Катерина проскальзывает внутрь, как видение, ее силуэт четко вырисовывается на фоне угасающего янтарного света. Коробка в ее руках прижимается к груди, заставляя спину слегка выгнуться, когда она уравновешивает ее вес. Мой пульс стучит под воротником, по шее поднимается жар.
— Отец Моретти, — говорит она шепотом, который каким-то образом заполняет сводчатое пространство, огибая колонны и находя меня. — Надеюсь, я вам не помешала.
— Вовсе нет, — отвечаю я, мои ноги уже несут меня к ней, влекомые каким-то невидимым течением. — Позволь мне помочь тебе.
Сегодня вечером она одета просто — темные джинсы, облегающие изгиб бедер, и кремовый кашемировый свитер, на котором отражается золотистый свет свечей, мягкая ткань облегает ее силуэт. Ее волосы свободно спадают на плечи волнами красного дерева, которые, как я представляю, были бы похожи на шелк между моими пальцами. Я заставляю себя отвести взгляд, но не раньше, чем улавливаю аромат ее духов — что-то с жасмином и ванилью, которое, кажется, витает в священном воздухе между нами.
— Еще несколько вещей из шкафа моей матери, — объясняет она, ставя коробку на скамью. Ее тонкие пальцы касаются полированного дерева. — В последнее время она увлекается минимализмом.
Я киваю, прекрасно зная, что «минимализм» Марии Бенетти, скорее всего, предполагает замену дизайнерской одежды прошлого сезона на одежду нынешнего. Бенетти ничего не делают наполовину — особенно когда дело касается красоты.

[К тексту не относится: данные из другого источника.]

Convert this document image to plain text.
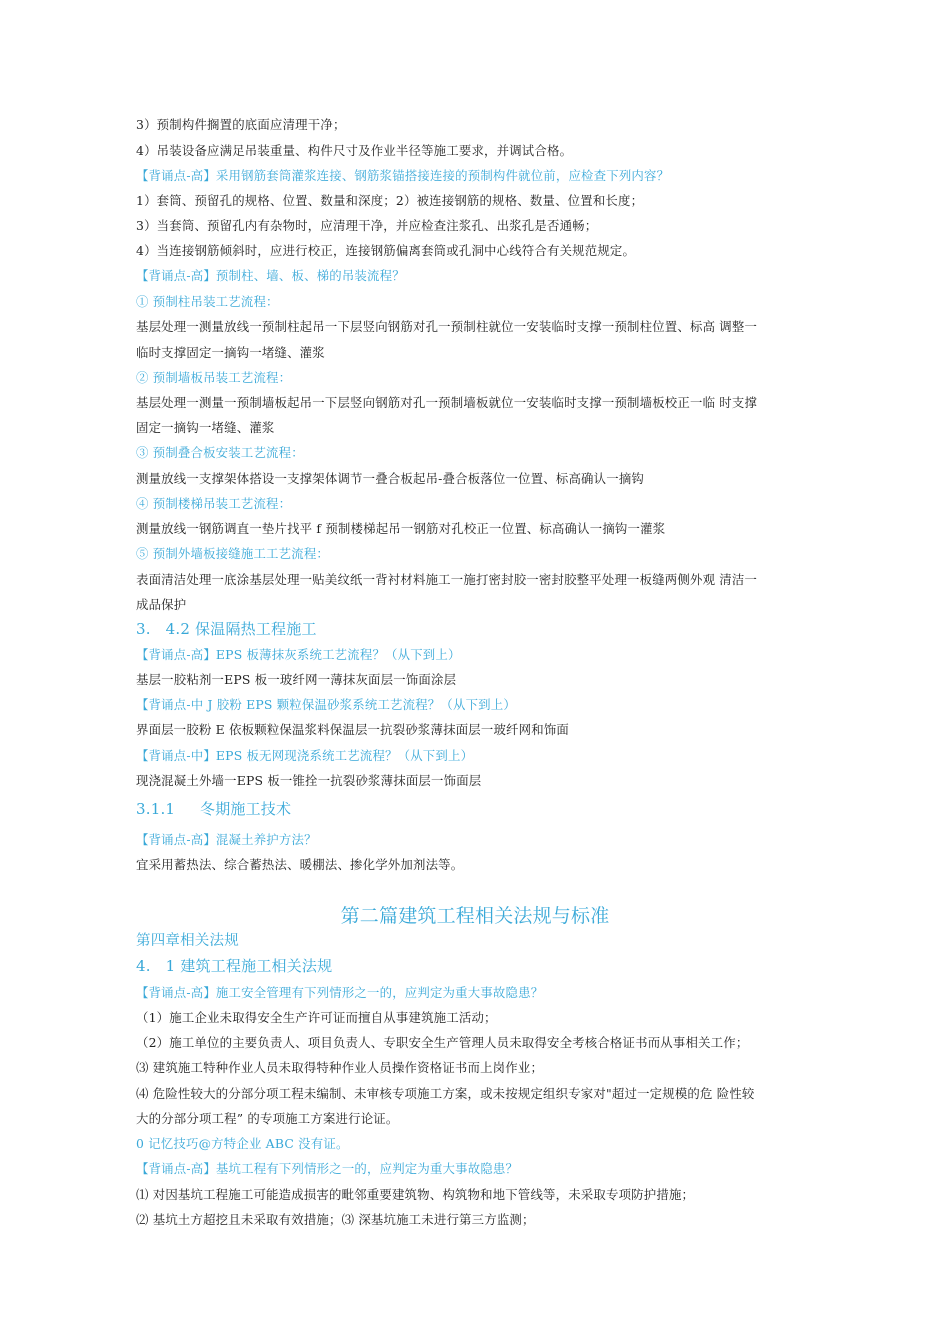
3）预制构件搁置的底面应清理干净；
4）吊装设备应满足吊装重量、构件尺寸及作业半径等施工要求，并调试合格。
【背诵点-高】采用钢筋套筒灌浆连接、钢筋浆锚搭接连接的预制构件就位前，应检查下列内容？
1）套筒、预留孔的规格、位置、数量和深度；2）被连接钢筋的规格、数量、位置和长度；
3）当套筒、预留孔内有杂物时，应清理干净，并应检查注浆孔、出浆孔是否通畅；
4）当连接钢筋倾斜时，应进行校正，连接钢筋偏离套筒或孔洞中心线符合有关规范规定。
【背诵点-高】预制柱、墙、板、梯的吊装流程？
① 预制柱吊装工艺流程：
基层处理一测量放线一预制柱起吊一下层竖向钢筋对孔一预制柱就位一安装临时支撑一预制柱位置、标高 调整一
临时支撑固定一摘钩一堵缝、灌浆
② 预制墙板吊装工艺流程：
基层处理一测量一预制墙板起吊一下层竖向钢筋对孔一预制墙板就位一安装临时支撑一预制墙板校正一临 时支撑
固定一摘钩一堵缝、灌浆
③ 预制叠合板安装工艺流程：
测量放线一支撑架体搭设一支撑架体调节一叠合板起吊-叠合板落位一位置、标高确认一摘钩
④ 预制楼梯吊装工艺流程：
测量放线一钢筋调直一垫片找平 f 预制楼梯起吊一钢筋对孔校正一位置、标高确认一摘钩一灌浆
⑤ 预制外墙板接缝施工工艺流程：
表面清洁处理一底涂基层处理一贴美纹纸一背衬材料施工一施打密封胶一密封胶整平处理一板缝两侧外观 清洁一
成品保护
3.   4.2 保温隔热工程施工
【背诵点-高】EPS 板薄抹灰系统工艺流程？（从下到上）
基层一胶粘剂一EPS 板一玻纤网一薄抹灰面层一饰面涂层
【背诵点-中 J 胶粉 EPS 颗粒保温砂浆系统工艺流程？（从下到上）
界面层一胶粉 E 依板颗粒保温浆料保温层一抗裂砂浆薄抹面层一玻纤网和饰面
【背诵点-中】EPS 板无网现浇系统工艺流程？（从下到上）
现浇混凝土外墙一EPS 板一锥拴一抗裂砂浆薄抹面层一饰面层
3.1.1     冬期施工技术
【背诵点-高】混凝土养护方法？
宜采用蓄热法、综合蓄热法、暖棚法、掺化学外加剂法等。
第二篇建筑工程相关法规与标准
第四章相关法规
4.   1 建筑工程施工相关法规
【背诵点-高】施工安全管理有下列情形之一的，应判定为重大事故隐患？
（1）施工企业未取得安全生产许可证而擅自从事建筑施工活动；
（2）施工单位的主要负责人、项目负责人、专职安全生产管理人员未取得安全考核合格证书而从事相关工作；
⑶ 建筑施工特种作业人员未取得特种作业人员操作资格证书而上岗作业；
⑷ 危险性较大的分部分项工程未编制、未审核专项施工方案，或未按规定组织专家对"超过一定规模的危 险性较
大的分部分项工程” 的专项施工方案进行论证。
0 记忆技巧@方特企业 ABC 没有证。
【背诵点-高】基坑工程有下列情形之一的，应判定为重大事故隐患？
⑴ 对因基坑工程施工可能造成损害的毗邻重要建筑物、构筑物和地下管线等，未采取专项防护措施；
⑵ 基坑土方超挖且未采取有效措施；⑶ 深基坑施工未进行第三方监测；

— Ваш вклад всегда ценится, — говорю я, сохраняя то, что должно быть профессиональной дистанцией. Однако мое тело предает меня, когда я оказываюсь достаточно близко, чтобы почувствовать тепло, исходящее от кожи Катерины.
Катерина движется к вотивным свечам, ее бедра покачиваются под темной джинсовой тканью при каждом неторопливом шаге. Она достает из кармана хрустящую двадцатку, пальцы задерживаются на потертой коже, словно прикасаясь к воспоминаниям. — Я хочу зажечь свечу за свою бабушку, — говорит она медовым от горя голосом. — Сегодня прошло три года.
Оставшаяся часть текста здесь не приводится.